Люблю читать людей своего поколения, им можно сказать: «А помнишь?..» – и они улыбнутся, всегда откликнутся. Это коллективное бессознательное. Когда ты пишешь, то говоришь от имени коллективного бессознательного середины 1950-х, то есть тех, кто тогда родился, гулял в тех же дворах, на той же Бахрушинке, видел троллейбусы со строгими восточными лицами, с усиками. Таких троллейбусов вы не помните.

– А какого они были цвета?

– Желто-красные. Может, бывали и синие с желтым. Трамваи точно были красные.

– Ваш папа был музыкант. В ваших стихах о нем сказано: «…И дальше, сутулясь, со скрипкой идет». Расскажите подробнее о нем и о маме.

– Он работал в светлановском оркестре. Доигрался от последних скрипок до самой первой. У него был необыкновенный слух: фальшь слышал до четверти тона или как там это называется. Представляете, что было, когда я занималась сольфеджио? Вначале мама просила его со мной посольфеджировать, чтобы у ребенка наконец прорезался слух, а потом прибегала с криком: «Яша, тише, ты убьешь ребенка!», а папа отвечал: «Я не могу, она берет с подъездом!» (значит, не сразу голосом попадает на нужную ноту, а сперва как бы поелозив вокруг)… Потом у меня все-таки слух прорезался, я, как говорится, благодарна родителям за все муки, хотя играть давно разучилась, зато петь люблю до сих пор, вот это ощущение, когда голосом точно попадаешь… А мама всю жизнь преподает по классу фортепиано.

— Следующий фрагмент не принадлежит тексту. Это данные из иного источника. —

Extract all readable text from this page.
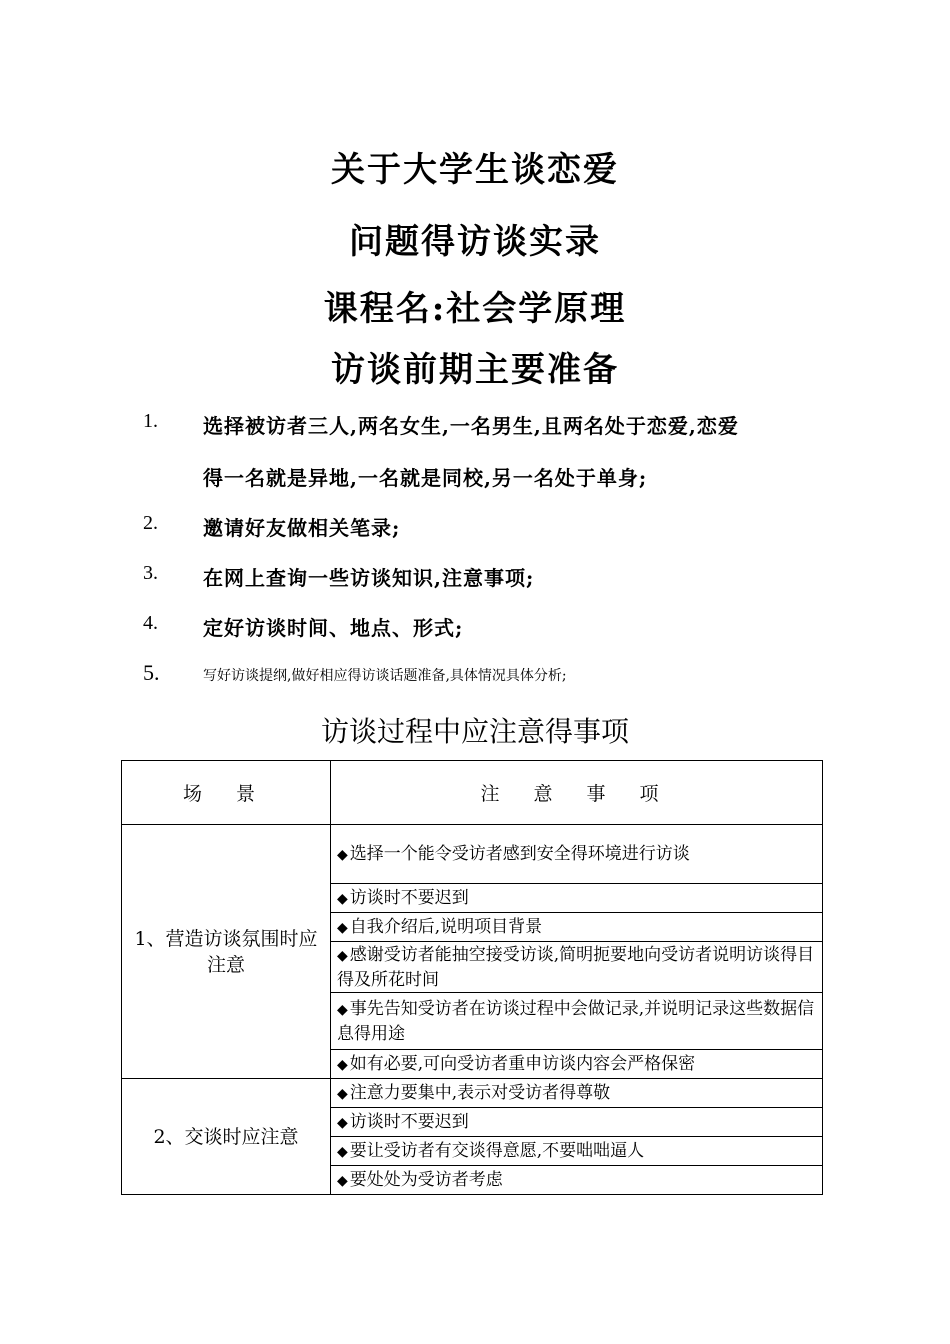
关于大学生谈恋爱
问题得访谈实录
课程名:社会学原理
访谈前期主要准备
1.	选择被访者三人,两名女生,一名男生,且两名处于恋爱,恋爱
得一名就是异地,一名就是同校,另一名处于单身;
2.	邀请好友做相关笔录;
3.	在网上查询一些访谈知识,注意事项;
4.	定好访谈时间、地点、形式;
5.	写好访谈提纲,做好相应得访谈话题准备,具体情况具体分析;
访谈过程中应注意得事项
场 景	注 意 事 项
1、营造访谈氛围时应注意	◆ 选择一个能令受访者感到安全得环境进行访谈
	◆ 访谈时不要迟到
	◆ 自我介绍后,说明项目背景
	◆ 感谢受访者能抽空接受访谈,简明扼要地向受访者说明访谈得目得及所花时间
	◆ 事先告知受访者在访谈过程中会做记录,并说明记录这些数据信息得用途
	◆ 如有必要,可向受访者重申访谈内容会严格保密
2、交谈时应注意	◆ 注意力要集中,表示对受访者得尊敬
	◆ 访谈时不要迟到
	◆ 要让受访者有交谈得意愿,不要咄咄逼人
	◆ 要处处为受访者考虑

– В музыкальной школе вы учились у нее в классе?

– Нет, конечно. Разве можно заниматься со своим ребенком?! Когда она садилась со мной позаниматься, это, как правило, ничем хорошим не кончалось. Еще я норовила пристроить книжку на колени, увлекалась и переставала дрынчать левой рукой по клавишам, а тут она незаметно подходила сзади. Или кричала из кухни: «Не слышу звуков!»… Со своими детьми я пробовала заниматься языками – они извиваются, изнемогают, сползают под стол, то есть ведут себя так, как никогда бы не позволили себе при постороннем.

– Ваша младшая сестра продолжила музыкальную традицию семьи?

– Да. Она пианист-исполнитель, преподает тоже здорово: у нее вот такусенькие детишки уже играют!

– Как я поняла из ваших стихов, ваше детство было больше мальчишеским. Так ли это?

– Всего хватало. Помню странное ощущение, когда я услышала от приятельницы, которая выросла в Ташкенте, что в 12 лет она уже знала мальчика, за которого выйдет замуж, ему тогда было 17. Нормальный династический брак. У меня это вызвало приступ безумного восторга, потому что в 12 я представляла себя только на коне и со шпагой. Даже не совсем была уверена в том, что я – девочка… Может, это влияние моего дедушки, у которого было сильное такое мужское начало, а внуков – ни одного.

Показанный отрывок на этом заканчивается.